Dalam arti hukum, wewenang adalah kekuasaan yang sah berdasarkan hukum. Secara operasional, wewenang adalah kemampuan untuk melakukan tindakan-tindakan hukum tertentu, atau kemampuan untuk melaksanakan hukum positif, sehingga dapat diciptakan hubungan hukum antara pemerintah dengan warga negara. Wewenang pemerintahan ini dapat diperoleh dengan cara atribusi, delegasi, dan mandat. Dalam suatu negara hukum ditentukan bahwa baik penyerahan wewenang, sifat dan isi wewenang, maupun pelaksanaan wewenang tunduk pada batasan-batasan yuridis. Mengenai penyerahan wewenang dan sebaliknya, terdapat aturan-aturan hukum tertulis dan tidak tertulis. Ketika kewenangan yang dijalankan oleh pemerintah itu tidak sesuai dengan peraturan perundang-undangan atau kewenangan itu disalahgunakan atau diterapkan secara sewenang-wenang yang mengakibatkan terlanggarnya hak-hak warga negara, maka kepada warga negara diberikan perlindungan hukum (rechtsbescherming) antara lain melalui Peradilan Administrasi.[27]
Meskipun asas legalitas itu dianggap sebagai prinsip terpenting dari Negara hukum, namun mendasarkan setiap tindakan pemerintahan di bidang publik pada asas legalitas atau hukum tertulis sebenarnya bukan tanpa masalah. Hal ini karena, menurut Bagir Manan, adanya cacat bawaan (natural defect) dan cacat buatan (artificial defect) dari peraturan perundang-undangan sebagai suatu bentuk hukum tertulis. Sebagai ketentuan tertulis (written rule) atau hukum tertulis (written law) peraturan perundang-undangan mempunyai jangkauan yang terbatas – sekedar moment opname dari unsur-unsur politik, ekonomi, social, budaya dan hankam yang paling berpengaruh pada saat pembentukan, karena itu mudah sekali bila dibandingkan dengan perubahan masyarakat yang semakin cepat atau dipercepat.[28]
Di samping itu, hal lain yang kerap munculkan masalah dalam penerapan asas legalitas adalah struktur norma hukum publik yang akan dijadikan dasar bagi tindakan pemerintahan. Berbeda dengan struktur norma hukum pidana atau perdata, struktur norma hukum publik khususnya hukum administrasi itu sifatnya berantai dan bertingkat. Artinya terhadap suatu urusan pemerintahan itu normanya tidak hanya terdapat dalam suatu undang-undang atau peraturan daerah tetapi bertebaran dalam berbagai peraturan perundang-undangan. Seorang pejabat yang akan melakukan tindakan hukum tertentu dituntut untuk mengkaji semua peraturan perundang-undangan terkait.[29]

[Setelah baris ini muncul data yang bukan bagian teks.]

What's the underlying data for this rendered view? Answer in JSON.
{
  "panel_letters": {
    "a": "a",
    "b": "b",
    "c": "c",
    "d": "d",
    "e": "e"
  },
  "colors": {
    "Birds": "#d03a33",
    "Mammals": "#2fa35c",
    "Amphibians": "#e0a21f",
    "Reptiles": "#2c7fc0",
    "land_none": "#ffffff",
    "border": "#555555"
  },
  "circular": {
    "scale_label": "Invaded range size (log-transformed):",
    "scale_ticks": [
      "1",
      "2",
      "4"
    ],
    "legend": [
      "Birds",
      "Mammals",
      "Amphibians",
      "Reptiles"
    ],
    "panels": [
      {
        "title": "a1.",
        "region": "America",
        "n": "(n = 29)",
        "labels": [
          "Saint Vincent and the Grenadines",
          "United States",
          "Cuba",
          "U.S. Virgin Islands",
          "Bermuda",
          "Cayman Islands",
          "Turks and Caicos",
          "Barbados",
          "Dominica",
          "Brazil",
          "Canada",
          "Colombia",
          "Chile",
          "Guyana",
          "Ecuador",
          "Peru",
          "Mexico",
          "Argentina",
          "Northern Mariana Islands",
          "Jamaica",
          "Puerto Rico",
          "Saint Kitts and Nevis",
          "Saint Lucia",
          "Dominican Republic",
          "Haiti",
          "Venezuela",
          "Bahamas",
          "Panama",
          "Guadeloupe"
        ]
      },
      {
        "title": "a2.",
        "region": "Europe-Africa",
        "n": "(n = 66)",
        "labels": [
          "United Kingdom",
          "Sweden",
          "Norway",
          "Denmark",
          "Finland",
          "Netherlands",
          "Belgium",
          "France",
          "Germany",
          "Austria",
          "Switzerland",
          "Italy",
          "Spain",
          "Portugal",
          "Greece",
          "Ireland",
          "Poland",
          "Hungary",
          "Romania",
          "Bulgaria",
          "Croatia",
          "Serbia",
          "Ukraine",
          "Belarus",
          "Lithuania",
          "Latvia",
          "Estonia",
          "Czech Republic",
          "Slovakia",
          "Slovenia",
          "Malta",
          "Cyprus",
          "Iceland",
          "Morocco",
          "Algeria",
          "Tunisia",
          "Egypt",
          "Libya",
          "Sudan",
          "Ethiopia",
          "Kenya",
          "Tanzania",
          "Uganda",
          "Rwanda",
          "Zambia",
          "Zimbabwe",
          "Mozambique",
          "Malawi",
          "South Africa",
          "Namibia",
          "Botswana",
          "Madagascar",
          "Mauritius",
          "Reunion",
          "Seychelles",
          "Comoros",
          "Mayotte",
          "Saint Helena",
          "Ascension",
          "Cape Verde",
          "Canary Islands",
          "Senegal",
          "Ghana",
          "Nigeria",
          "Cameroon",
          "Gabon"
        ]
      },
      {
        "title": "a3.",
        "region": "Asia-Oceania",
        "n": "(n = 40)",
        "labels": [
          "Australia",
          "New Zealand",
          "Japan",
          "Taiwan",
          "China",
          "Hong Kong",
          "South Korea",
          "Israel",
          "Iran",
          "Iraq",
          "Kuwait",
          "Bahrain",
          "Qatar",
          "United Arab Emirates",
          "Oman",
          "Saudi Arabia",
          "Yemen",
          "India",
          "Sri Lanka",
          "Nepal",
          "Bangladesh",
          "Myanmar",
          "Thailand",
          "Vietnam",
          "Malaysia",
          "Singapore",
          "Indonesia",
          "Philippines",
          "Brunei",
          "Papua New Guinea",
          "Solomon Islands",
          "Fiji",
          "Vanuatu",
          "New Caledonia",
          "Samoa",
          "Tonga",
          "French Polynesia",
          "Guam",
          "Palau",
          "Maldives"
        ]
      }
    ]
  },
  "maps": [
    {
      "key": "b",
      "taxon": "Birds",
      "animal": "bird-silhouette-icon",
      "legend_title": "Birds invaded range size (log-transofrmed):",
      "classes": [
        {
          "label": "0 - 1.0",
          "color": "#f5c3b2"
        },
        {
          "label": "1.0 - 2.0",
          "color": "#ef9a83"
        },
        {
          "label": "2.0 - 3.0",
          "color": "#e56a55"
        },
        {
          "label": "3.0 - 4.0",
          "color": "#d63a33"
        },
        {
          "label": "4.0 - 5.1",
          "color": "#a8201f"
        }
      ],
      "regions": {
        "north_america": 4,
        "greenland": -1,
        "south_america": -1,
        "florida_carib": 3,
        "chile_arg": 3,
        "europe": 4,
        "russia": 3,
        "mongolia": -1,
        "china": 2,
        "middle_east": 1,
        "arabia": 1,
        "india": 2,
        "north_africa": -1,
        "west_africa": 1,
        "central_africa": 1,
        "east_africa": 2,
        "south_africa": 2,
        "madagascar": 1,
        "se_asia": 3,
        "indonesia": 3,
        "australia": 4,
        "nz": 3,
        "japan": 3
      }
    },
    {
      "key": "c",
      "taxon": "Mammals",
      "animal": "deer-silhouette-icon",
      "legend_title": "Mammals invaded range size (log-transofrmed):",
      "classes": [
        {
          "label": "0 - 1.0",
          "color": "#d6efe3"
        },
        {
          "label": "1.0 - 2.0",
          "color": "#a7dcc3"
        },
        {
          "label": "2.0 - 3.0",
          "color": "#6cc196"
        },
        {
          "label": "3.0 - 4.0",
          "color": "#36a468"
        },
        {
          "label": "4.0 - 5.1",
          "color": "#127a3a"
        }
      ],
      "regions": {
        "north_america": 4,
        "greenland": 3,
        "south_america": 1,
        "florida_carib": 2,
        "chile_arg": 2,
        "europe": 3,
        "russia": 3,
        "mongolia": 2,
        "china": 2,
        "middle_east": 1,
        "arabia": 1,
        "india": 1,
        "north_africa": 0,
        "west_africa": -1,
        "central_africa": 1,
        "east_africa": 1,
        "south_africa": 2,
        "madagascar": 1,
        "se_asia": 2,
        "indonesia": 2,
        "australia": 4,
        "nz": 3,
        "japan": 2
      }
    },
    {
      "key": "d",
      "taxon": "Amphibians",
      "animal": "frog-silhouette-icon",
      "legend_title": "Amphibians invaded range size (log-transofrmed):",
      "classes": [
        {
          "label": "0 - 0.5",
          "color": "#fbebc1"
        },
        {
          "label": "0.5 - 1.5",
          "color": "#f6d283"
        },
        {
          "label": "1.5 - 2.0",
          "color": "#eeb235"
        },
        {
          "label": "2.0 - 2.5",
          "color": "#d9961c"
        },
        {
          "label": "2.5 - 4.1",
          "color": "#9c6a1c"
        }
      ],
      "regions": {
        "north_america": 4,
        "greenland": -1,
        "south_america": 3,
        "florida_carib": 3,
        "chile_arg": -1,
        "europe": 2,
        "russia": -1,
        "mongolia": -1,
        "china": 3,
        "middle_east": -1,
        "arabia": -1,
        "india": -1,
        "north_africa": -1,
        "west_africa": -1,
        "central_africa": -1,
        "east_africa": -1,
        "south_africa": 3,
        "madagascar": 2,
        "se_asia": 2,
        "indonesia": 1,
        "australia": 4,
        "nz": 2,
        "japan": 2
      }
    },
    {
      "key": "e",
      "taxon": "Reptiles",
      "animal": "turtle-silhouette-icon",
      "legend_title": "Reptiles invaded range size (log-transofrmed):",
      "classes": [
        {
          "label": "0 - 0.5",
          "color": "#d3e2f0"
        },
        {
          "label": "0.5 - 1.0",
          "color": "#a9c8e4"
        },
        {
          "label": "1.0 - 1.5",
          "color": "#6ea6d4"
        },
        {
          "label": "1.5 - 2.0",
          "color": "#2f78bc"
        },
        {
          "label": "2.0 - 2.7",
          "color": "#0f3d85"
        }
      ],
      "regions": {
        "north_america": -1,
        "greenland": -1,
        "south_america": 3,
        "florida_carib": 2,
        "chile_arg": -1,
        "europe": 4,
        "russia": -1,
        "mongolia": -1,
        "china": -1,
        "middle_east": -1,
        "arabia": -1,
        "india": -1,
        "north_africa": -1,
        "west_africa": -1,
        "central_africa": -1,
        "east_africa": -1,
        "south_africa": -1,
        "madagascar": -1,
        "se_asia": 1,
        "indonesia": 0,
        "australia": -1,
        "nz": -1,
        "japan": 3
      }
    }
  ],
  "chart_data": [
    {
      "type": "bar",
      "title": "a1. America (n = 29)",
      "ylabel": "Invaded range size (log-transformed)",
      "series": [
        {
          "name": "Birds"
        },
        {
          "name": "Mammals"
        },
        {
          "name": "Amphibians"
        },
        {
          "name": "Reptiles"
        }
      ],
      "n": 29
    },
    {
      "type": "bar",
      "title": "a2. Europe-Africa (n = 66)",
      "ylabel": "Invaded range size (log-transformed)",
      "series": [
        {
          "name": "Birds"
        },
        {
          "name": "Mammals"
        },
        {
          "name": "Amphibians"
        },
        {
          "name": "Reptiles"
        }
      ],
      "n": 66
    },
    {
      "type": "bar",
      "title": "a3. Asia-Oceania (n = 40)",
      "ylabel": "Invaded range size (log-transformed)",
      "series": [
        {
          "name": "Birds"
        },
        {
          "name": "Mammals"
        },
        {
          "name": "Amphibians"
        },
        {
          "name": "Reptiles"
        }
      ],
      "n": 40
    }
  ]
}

Atas dasar inilah, tindakan di luar peraturan perundang-undangan (diskresi/freies ermessen) dibenarkan bagi penyelenggara pemerintahan sebagai bagian dari tugasnya untuk kesejahteraan masyarakat. Para pakar mengakui bahwa hal yang dikandung dalam perbuatan diskresi pemerintah rentan terhadap penyimpangan sehingga dalam kerangka untuk meminimalisir kemungkinan itu serta untuk menguji satu tindakan diskresi pemerintah itu, sehingga dirumuskan berbagai asas-asas sebagai landasannya seperti asas keseimbangan, keserasian dan keselarasan, asas menghormati dan memberikan hak setiap orang, asas kecermatan, kepastian hukum, asas kepantasan dan kewajaran, asas tanggung jawab, dan lain sebagainya. Dalam dunia administrasi publik, berbagai asas ini dikenal dengan sebutan Asas-Asas Umum Pemerintahan yang Baik (AAUPB), atau sebagian lagi menyebutnya dengan Asas-Asas Umum Pemerintahan yang Adil dan Patut.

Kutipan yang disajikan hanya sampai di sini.